The idea of ​​linking Namibia’s independence to Cuba’s withdrawal from Angola was first raised by the United States in 1981. This eventually became South Africa’s position as well. Negotiations on Namibian independence in the 1980s were therefore closely linked to developments in Angola, and a breakthrough came only after the Soviet- US approach came to fruition as a result of the Soviet glass nostril. A possible withdrawal of South African troops from Namibia was linked to a withdrawal of Cuban troops from Angola. The Cubans had intervened in Angola in 1975 to stop the South African invasion. In March 1988, South Africa suffered its greatest military defeat at Cuito Cuanavale in Angola. After negotiations, it became so-called The Brazzaville agreement between Angola, Cuba and South Africa was adopted on December 22, 1988. This allowed for a complete Cuban withdrawal from Angola and removed South Africa’s main objection to agreeing to the implementation of the UN resolution.
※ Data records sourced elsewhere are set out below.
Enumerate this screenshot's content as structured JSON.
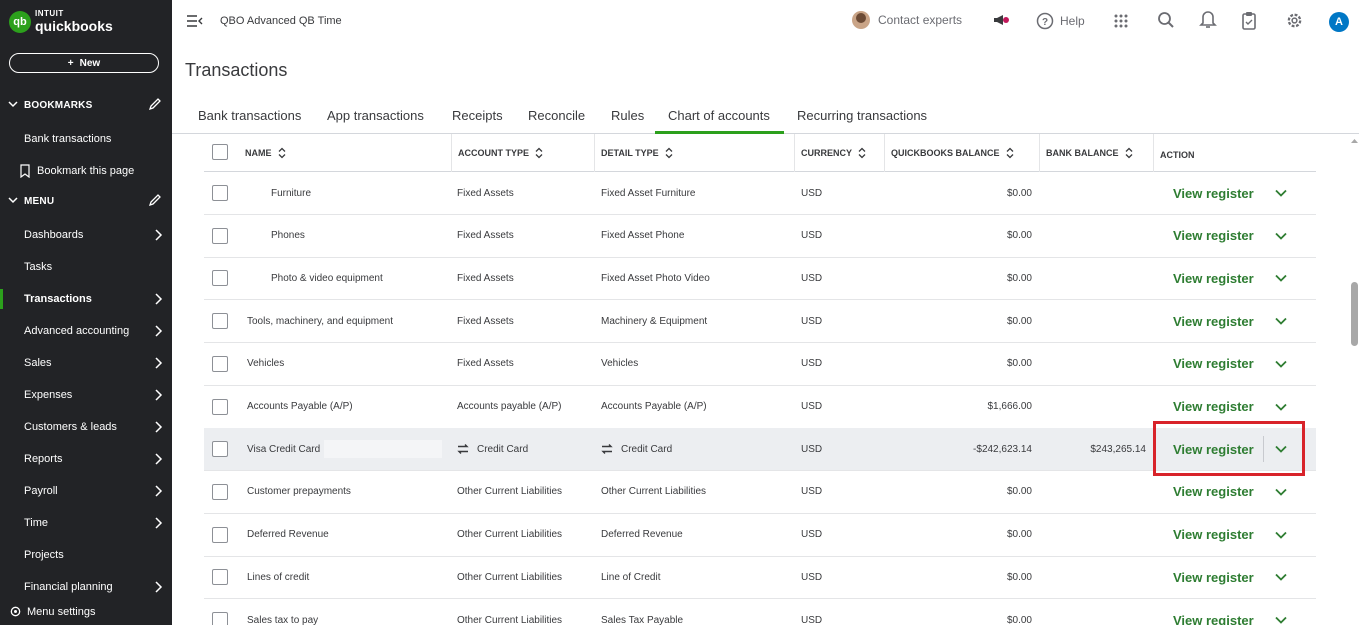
{
  "app": {
    "logo_line1": "INTUIT",
    "logo_line2": "quickbooks",
    "new_label": "New",
    "company": "QBO Advanced QB Time",
    "contact_label": "Contact experts",
    "help_label": "Help",
    "user_initial": "A"
  },
  "sidebar": {
    "bookmarks_title": "BOOKMARKS",
    "bookmark_items": [
      "Bank transactions",
      "Bookmark this page"
    ],
    "menu_title": "MENU",
    "menu_items": [
      {
        "label": "Dashboards",
        "arrow": true
      },
      {
        "label": "Tasks",
        "arrow": false
      },
      {
        "label": "Transactions",
        "arrow": true
      },
      {
        "label": "Advanced accounting",
        "arrow": true
      },
      {
        "label": "Sales",
        "arrow": true
      },
      {
        "label": "Expenses",
        "arrow": true
      },
      {
        "label": "Customers & leads",
        "arrow": true
      },
      {
        "label": "Reports",
        "arrow": true
      },
      {
        "label": "Payroll",
        "arrow": true
      },
      {
        "label": "Time",
        "arrow": true
      },
      {
        "label": "Projects",
        "arrow": false
      },
      {
        "label": "Financial planning",
        "arrow": true
      }
    ],
    "active_item": "Transactions",
    "menu_settings": "Menu settings"
  },
  "page": {
    "title": "Transactions",
    "tabs": [
      "Bank transactions",
      "App transactions",
      "Receipts",
      "Reconcile",
      "Rules",
      "Chart of accounts",
      "Recurring transactions"
    ],
    "active_tab": "Chart of accounts"
  },
  "table": {
    "headers": {
      "name": "NAME",
      "account_type": "ACCOUNT TYPE",
      "detail_type": "DETAIL TYPE",
      "currency": "CURRENCY",
      "qb_balance": "QUICKBOOKS BALANCE",
      "bank_balance": "BANK BALANCE",
      "action": "ACTION"
    },
    "action_label": "View register",
    "rows": [
      {
        "name": "Furniture",
        "indent": true,
        "account_type": "Fixed Assets",
        "detail_type": "Fixed Asset Furniture",
        "currency": "USD",
        "qb_balance": "$0.00",
        "bank_balance": ""
      },
      {
        "name": "Phones",
        "indent": true,
        "account_type": "Fixed Assets",
        "detail_type": "Fixed Asset Phone",
        "currency": "USD",
        "qb_balance": "$0.00",
        "bank_balance": ""
      },
      {
        "name": "Photo & video equipment",
        "indent": true,
        "account_type": "Fixed Assets",
        "detail_type": "Fixed Asset Photo Video",
        "currency": "USD",
        "qb_balance": "$0.00",
        "bank_balance": ""
      },
      {
        "name": "Tools, machinery, and equipment",
        "indent": false,
        "account_type": "Fixed Assets",
        "detail_type": "Machinery & Equipment",
        "currency": "USD",
        "qb_balance": "$0.00",
        "bank_balance": ""
      },
      {
        "name": "Vehicles",
        "indent": false,
        "account_type": "Fixed Assets",
        "detail_type": "Vehicles",
        "currency": "USD",
        "qb_balance": "$0.00",
        "bank_balance": ""
      },
      {
        "name": "Accounts Payable (A/P)",
        "indent": false,
        "account_type": "Accounts payable (A/P)",
        "detail_type": "Accounts Payable (A/P)",
        "currency": "USD",
        "qb_balance": "$1,666.00",
        "bank_balance": ""
      },
      {
        "name": "Visa Credit Card",
        "indent": false,
        "account_type": "Credit Card",
        "detail_type": "Credit Card",
        "currency": "USD",
        "qb_balance": "-$242,623.14",
        "bank_balance": "$243,265.14",
        "highlight": true,
        "synced": true
      },
      {
        "name": "Customer prepayments",
        "indent": false,
        "account_type": "Other Current Liabilities",
        "detail_type": "Other Current Liabilities",
        "currency": "USD",
        "qb_balance": "$0.00",
        "bank_balance": ""
      },
      {
        "name": "Deferred Revenue",
        "indent": false,
        "account_type": "Other Current Liabilities",
        "detail_type": "Deferred Revenue",
        "currency": "USD",
        "qb_balance": "$0.00",
        "bank_balance": ""
      },
      {
        "name": "Lines of credit",
        "indent": false,
        "account_type": "Other Current Liabilities",
        "detail_type": "Line of Credit",
        "currency": "USD",
        "qb_balance": "$0.00",
        "bank_balance": ""
      },
      {
        "name": "Sales tax to pay",
        "indent": false,
        "account_type": "Other Current Liabilities",
        "detail_type": "Sales Tax Payable",
        "currency": "USD",
        "qb_balance": "$0.00",
        "bank_balance": ""
      }
    ]
  },
  "colors": {
    "sidebar_bg": "#222326",
    "brand_green": "#2ca01c",
    "action_green": "#2e7d32",
    "highlight_red": "#d8232a"
  }
}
The Angola peace plan was activated in April 1989, and at the same time the UN resolution was implemented in Namibia. This meant the establishment of a United Nations Transition Assistance Group (UNTAG) civilian/military force, consisting of 4650 soldiers, 500 policemen and about 1,000 civilian observers; Norway participated with police and election observers. South Africa then began to withdraw its soldiers. Along the border with Angola and Zambia, a demilitarized zone of 50 kilometers wide was established under UN control. At the same time, Namibian refugees from abroad began returning home, including SWAPO’s exile leadership. The majority of the approximately 80,000 refugees returned to Namibia in the summer of 1989.
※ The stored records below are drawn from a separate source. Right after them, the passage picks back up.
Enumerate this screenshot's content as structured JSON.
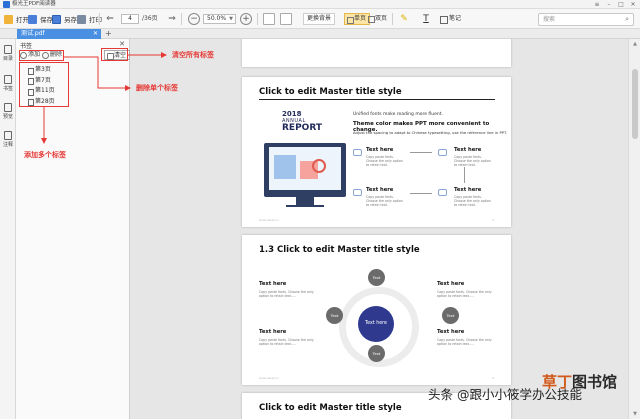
{
  "titlebar": {
    "title": "极光王PDF阅读器"
  },
  "toolbar": {
    "open_label": "打开",
    "save_label": "保存",
    "saveas_label": "另存",
    "print_label": "打印",
    "current_page": "4",
    "total_pages": "/36页",
    "zoom": "50.0%",
    "bg_label": "更换背景",
    "single_label": "单页",
    "double_label": "双页",
    "note_label": "笔记",
    "search_placeholder": "搜索"
  },
  "tabbar": {
    "tab_label": "测试.pdf"
  },
  "leftstrip": {
    "items": [
      "目录",
      "书签",
      "预览",
      "注释"
    ]
  },
  "bookmarks": {
    "title": "书签",
    "add_label": "添加",
    "delete_label": "删除",
    "clear_label": "清空",
    "items": [
      "第3页",
      "第7页",
      "第11页",
      "第28页"
    ]
  },
  "annotations": {
    "clear_all": "清空所有标签",
    "delete_single": "删除单个标签",
    "add_multiple": "添加多个标签"
  },
  "page1": {
    "title": "Click to edit Master title style",
    "annual_year": "2018",
    "annual_word": "ANNUAL",
    "report_word": "REPORT",
    "intro1": "Unified fonts make reading more fluent.",
    "intro2": "Theme color makes PPT more convenient to change.",
    "intro3": "Adjust the spacing to adapt to Chinese typesetting, use the reference line in PPT.",
    "items": [
      {
        "heading": "Text here",
        "body": "Copy paste fonts. Choose the only option to retain text."
      },
      {
        "heading": "Text here",
        "body": "Copy paste fonts. Choose the only option to retain text."
      },
      {
        "heading": "Text here",
        "body": "Copy paste fonts. Choose the only option to retain text."
      },
      {
        "heading": "Text here",
        "body": "Copy paste fonts. Choose the only option to retain text."
      }
    ],
    "footer_left": "www.islide.cc",
    "footer_right": "3"
  },
  "page2": {
    "title": "1.3 Click to edit Master title style",
    "center": "Text here",
    "node_label": "Text",
    "items": [
      {
        "heading": "Text here",
        "body": "Copy paste fonts. Choose the only option to retain text....."
      },
      {
        "heading": "Text here",
        "body": "Copy paste fonts. Choose the only option to retain text....."
      },
      {
        "heading": "Text here",
        "body": "Copy paste fonts. Choose the only option to retain text....."
      },
      {
        "heading": "Text here",
        "body": "Copy paste fonts. Choose the only option to retain text....."
      }
    ],
    "footer_left": "www.islide.cc",
    "footer_right": "4"
  },
  "page3": {
    "title": "Click to edit Master title style"
  },
  "watermark": {
    "text": "头条 @跟小小筱学办公技能",
    "logo_a": "草丁",
    "logo_b": "图书馆"
  },
  "colors": {
    "accent": "#4a90e2",
    "annotation": "#e53935",
    "hub": "#2f3a8f"
  }
}
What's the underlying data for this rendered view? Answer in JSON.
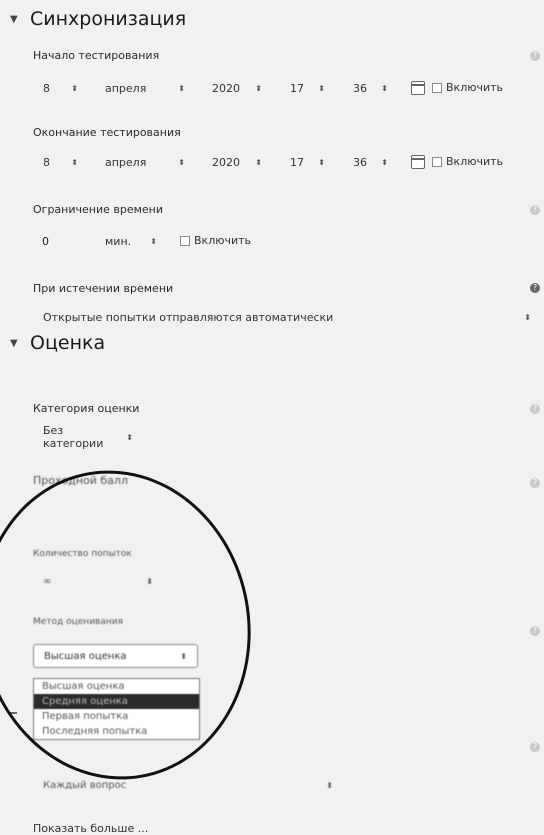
{
  "sync": {
    "title": "Синхронизация",
    "open": {
      "label": "Начало тестирования",
      "day": "8",
      "month": "апреля",
      "year": "2020",
      "hour": "17",
      "minute": "36",
      "enable": "Включить"
    },
    "close": {
      "label": "Окончание тестирования",
      "day": "8",
      "month": "апреля",
      "year": "2020",
      "hour": "17",
      "minute": "36",
      "enable": "Включить"
    },
    "timelimit": {
      "label": "Ограничение времени",
      "value": "0",
      "unit": "мин.",
      "enable": "Включить"
    },
    "expiry": {
      "label": "При истечении времени",
      "value": "Открытые попытки отправляются автоматически"
    }
  },
  "grade": {
    "title": "Оценка",
    "category": {
      "label": "Категория оценки",
      "value": "Без категории"
    },
    "pass": {
      "label": "Проходной балл"
    },
    "attempts": {
      "label": "Количество попыток",
      "value": "∞"
    },
    "method": {
      "label": "Метод оценивания",
      "value": "Высшая оценка",
      "options": [
        "Высшая оценка",
        "Средняя оценка",
        "Первая попытка",
        "Последняя попытка"
      ]
    },
    "layout": {
      "value": "Каждый вопрос"
    },
    "show_more": "Показать больше ..."
  }
}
TGNU was dissolved on March 1, 1989 and General Manager Louis Pienaar took over the governance of Namibia alone, from April 1, in consultation with the UN Special Envoy, Finland’s later President Martti Ahtisaari. The relocation of PLAN soldiers from Angola into northern Namibia on April 1 led to clashes with South African forces and created a temporary crisis in the implementation of the peace plan. Over 300 PLAN soldiers were reported killed in the fighting.